Electric (or part electric), non-LPG fuel-gas cars, and liquid fuels that are mainly ethanol will be exempt until 2012 (probably because lots of Swedes will have green cars by then). Other congestion fees are mainly to reduce congestion, and Sweden has taken the best of the Singapore model (charging according to the time of day).
Can large Australian cities learn from another Swedish innovation? Can we reap the considerable economic benefits?
Now car owners complain that they are already taxed enough, but they are ignoring some basic economic theories outlined in VoxEU’s "Congestion pricing: an idea that makes sense" (2007-07-25) by Georgina Santos:
Road users, quite naturally, only think of themselves when taking a trip. Their extra trip, however, imposes extra delays on thousands of drivers.
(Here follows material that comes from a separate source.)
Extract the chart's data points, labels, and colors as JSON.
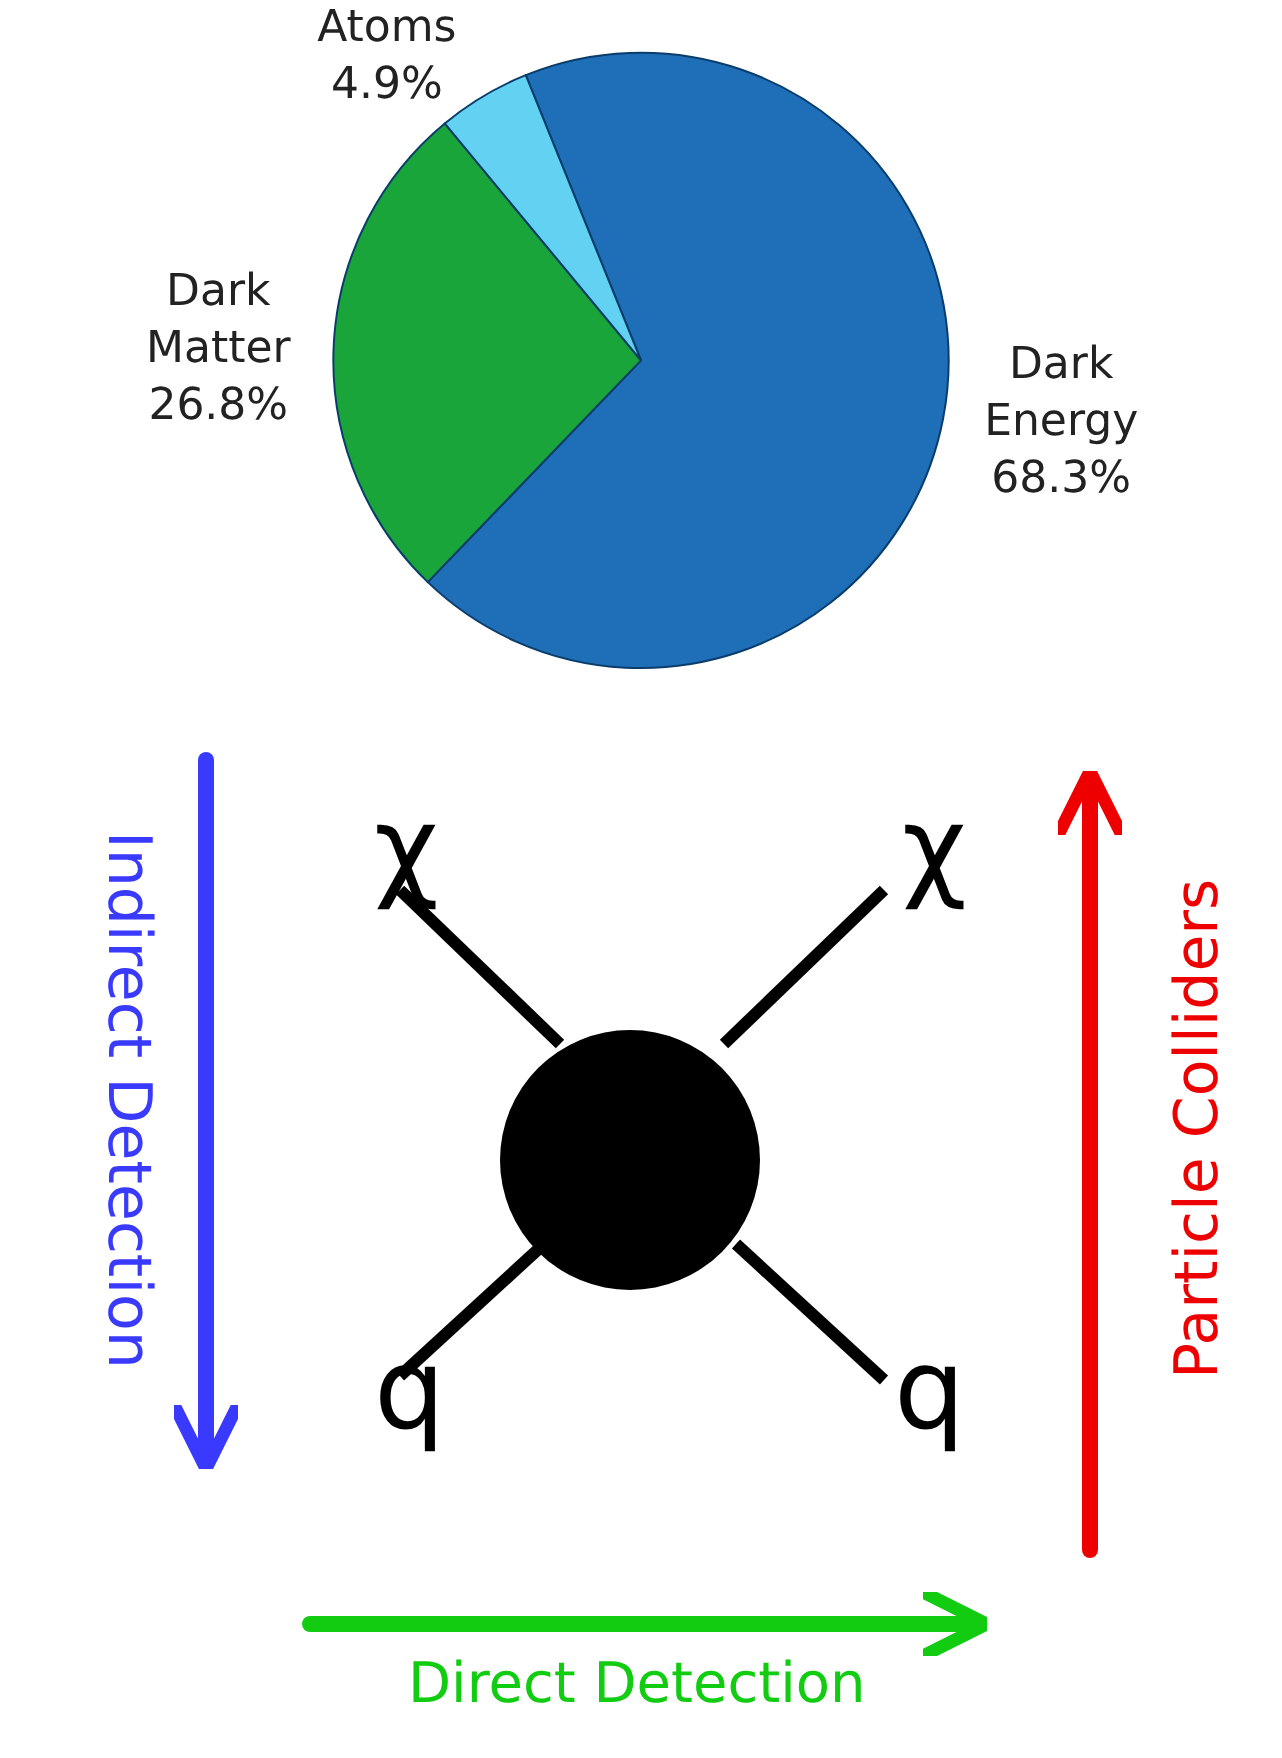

The result is wasted time, wasted fuel, and unnecessary pollution, to say nothing of the other happiness-reducing aspects of traffic congestion – frayed nerves, road-rage, missed appointments, etc.
…it is useful to think of traffic congestion as the outcome of a market – the market for road usage. In most cities, the ‘price’ of road usage is just the private cost: the cost of your own time, vehicle, fuel and peace of mind. If this price is too high, you may decide to take public transport, ride a bike, etc., but otherwise you drive. Since road users are not ‘paying’ for the costs they impose on other road users, the natural result is over-usage, i.e. traffic congestion. From one perspective, this lack of pricing is strange.
If electricity, water, telephone calls, trains and planes were free, no one would be surprised to see ‘’congestion’. To prevent the resulting chaos, the ‘price’’ of these services includes a monetary fee as well as the usual private costs. In fact, in most settings, these fees are higher during periods of peak demand. Doing the same for road usage is a natural extension of this reasoning.
Santos goes on, and gives a detailed breakdown of costs and benefits in London, not just in revenue, but also the benefits of greater reliability, totalling well over 200 million pounds.
Other towns and cities around the world may want to consider the idea. The main piece of advice I would give any local authority is quite obvious: make sure there is an alternative uncharged mode of transport (such as buses), which is reliable, and be transparent with the use of revenues.
The use of revenues is where smarts come in. While in Victoria, toll road fees go to the private consortia that built the roads, in Sweden it transparently goes to more infrastructure, but smartest of all is Norway: congestion tax in Norway goes 50% to new roads, 50% to public transport, which encourages even less use of private vehicles. (Here, Victoria has been very stupid, and trains are now so full, they often can’t take on passengers from inner-urban stations in peak hour, and commonly are loaded above the legal limits.)
While unpopular with voters before introduction of congestion fees in a number of areas, they have not led against a backlash after introduction. The message to politicians is get cracking and introduce congestion fees just after an election to allow the voters a year to recognize it as a good thing.
So, with a road congestion done cleverly, everybody actually wins. It’s time to introduce one in Melbourne (and probably Sydney), including the temporary exemption for "green" cars and spending at least 50% of the revenue on rail.